Much of the cartels’ new hardware flows south from the U.S. border. Drones are easily available online or at retail outlets in the States. High-powered firearms—including those .50 caliber Barretts the cartels are so fond of—are often bought at gun stores by American citizens and delivered to the cartels in exchange for a bribe. Some estimates suggest as much as 95 percent of weapons enter Mexico from El Norte, although Bunker points out that black-market arms shipments also come from China, Eastern Europe, South Africa, and South Korea.

“Getting weapons and bulk cash across the [U.S.] border, however, is actually easier than you might imagine,” Bunker said. The same “trap cars” that smugglers use to bring illicit substances across the border going north are often loaded up with firepower for the return trip. These “vehicles have large volumes in them where items can be hidden—especially in the voids within their metal frames.”

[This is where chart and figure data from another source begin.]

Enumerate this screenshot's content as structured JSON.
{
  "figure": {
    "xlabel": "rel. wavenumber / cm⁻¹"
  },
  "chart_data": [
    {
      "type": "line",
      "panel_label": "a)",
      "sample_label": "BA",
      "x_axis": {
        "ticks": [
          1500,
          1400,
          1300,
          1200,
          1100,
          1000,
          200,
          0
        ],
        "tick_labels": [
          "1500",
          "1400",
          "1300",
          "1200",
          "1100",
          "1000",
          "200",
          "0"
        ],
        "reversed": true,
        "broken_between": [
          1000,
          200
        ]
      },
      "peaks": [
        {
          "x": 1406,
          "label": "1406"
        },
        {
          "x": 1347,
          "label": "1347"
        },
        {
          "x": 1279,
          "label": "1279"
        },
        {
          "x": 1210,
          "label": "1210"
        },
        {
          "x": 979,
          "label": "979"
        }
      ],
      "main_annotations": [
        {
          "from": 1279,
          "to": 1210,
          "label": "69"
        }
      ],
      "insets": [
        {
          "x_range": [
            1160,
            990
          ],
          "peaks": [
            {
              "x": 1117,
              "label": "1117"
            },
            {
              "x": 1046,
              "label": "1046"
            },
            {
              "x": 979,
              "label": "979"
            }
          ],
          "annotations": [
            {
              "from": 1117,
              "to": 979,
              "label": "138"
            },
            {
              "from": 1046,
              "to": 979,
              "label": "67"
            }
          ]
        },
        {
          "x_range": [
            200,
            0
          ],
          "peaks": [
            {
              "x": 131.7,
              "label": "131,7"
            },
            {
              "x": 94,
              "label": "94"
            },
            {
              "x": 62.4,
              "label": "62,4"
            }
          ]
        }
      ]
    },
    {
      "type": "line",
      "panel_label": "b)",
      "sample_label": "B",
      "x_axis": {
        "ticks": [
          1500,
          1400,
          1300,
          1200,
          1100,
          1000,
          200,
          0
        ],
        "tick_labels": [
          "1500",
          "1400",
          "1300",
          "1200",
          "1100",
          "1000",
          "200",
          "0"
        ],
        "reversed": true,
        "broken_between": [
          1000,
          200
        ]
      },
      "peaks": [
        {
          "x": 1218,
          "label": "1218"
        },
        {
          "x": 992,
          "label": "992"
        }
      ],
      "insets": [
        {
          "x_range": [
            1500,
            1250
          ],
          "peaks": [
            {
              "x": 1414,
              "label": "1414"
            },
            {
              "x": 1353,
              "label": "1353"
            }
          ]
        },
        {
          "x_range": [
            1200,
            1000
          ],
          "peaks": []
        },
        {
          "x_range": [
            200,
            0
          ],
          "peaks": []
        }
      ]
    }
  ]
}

Despite the rising body count in Mexico, and the plague of addictions and overdoses in the U.S., the leaders of both countries appear reluctant to accept “ethical responsibility” for the drugs-for-guns trade along the border.

“The counter argument on both sides is that the supplier—be it of weapons or narcotics—is simply fulfilling a demand that exists and it’s the junkies and sicarios [hitmen] who are ultimately at fault,” Bunker explained.

“So we have an ethical argument going up against the cold reality of street economics,” he said, “with money being made presently winning hands down.”